For the World Health Organization to put mental health as the next big crisis is major. This is the same organization that calls out physical ailments or injuries – heart disease, strokes, and road injuries – as being the top killers internationally. By starting this conversation surrounding mental health, the members of the WHO are thrusting mental illness into a new light: it is, undoubtedly, analogous to physical health and should be treated as such. The WHO believes in fixing this crisis so deeply, that member states adopted a Comprehensive Mental Health Action Plan in 2013 that will run for 8 years until 2020.

We all worry about our physical health. Some more than others. Some seemingly not at all. But we at least have an understanding of what physical health means. They are undisputed facts that are accepted from a young age in health classes and certification courses. If you suffer from diabetes, you go to the doctor and likely start taking insulin.

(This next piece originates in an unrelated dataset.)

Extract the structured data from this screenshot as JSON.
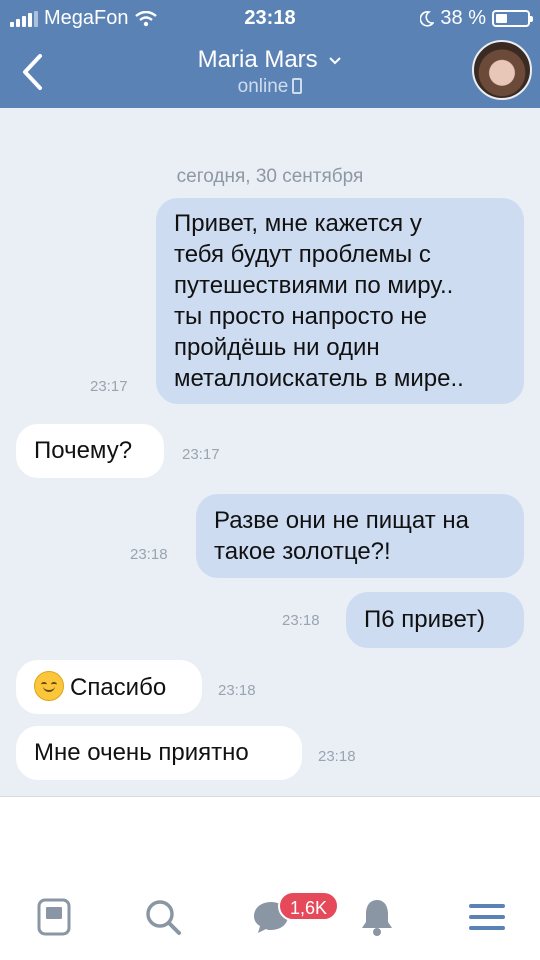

If you break your leg, you go to the doctor and get a cast and maybe some medication for any pain. But if we have depressive episodes or thoughts of ending our lives, we have been taught to hide it. We have been taught that we will not get a good job if we do not hide mental illness from our employers, our friends will not care to be around us, and that our families will be dishonored.

So we have physical health on the one hand, that evidently is not an embarrassment or something to be ashamed of, according to society’s current standard. On the other hand, we have mental health that is viewed in the complete opposite light. Why? The two terms share the same word: health. They are both terms that relate to our being. And both physical and mental health can be improved.

Stop looking at physical health and mental health on two hands – rather, let us bring our hands together and look at health as our biggest priority… as one. Health encompasses our physical bodies, our mental states, our emotions, and any spirituality one believes in. Each piece contributes to our overall health, and neglecting even one is a disservice to ourselves, our loved ones, and our communities.  The Mental Health Foundation supports the idea that worsening mental health can contribute to deteriorating physical health. This deterioration can come in the form of psoriasis, heart disease, and respiratory disease – to name a few.

Let us step out from behind the treelines and park our cars with pride in knowing that our mental health is nothing to be ashamed of and that we are not alone.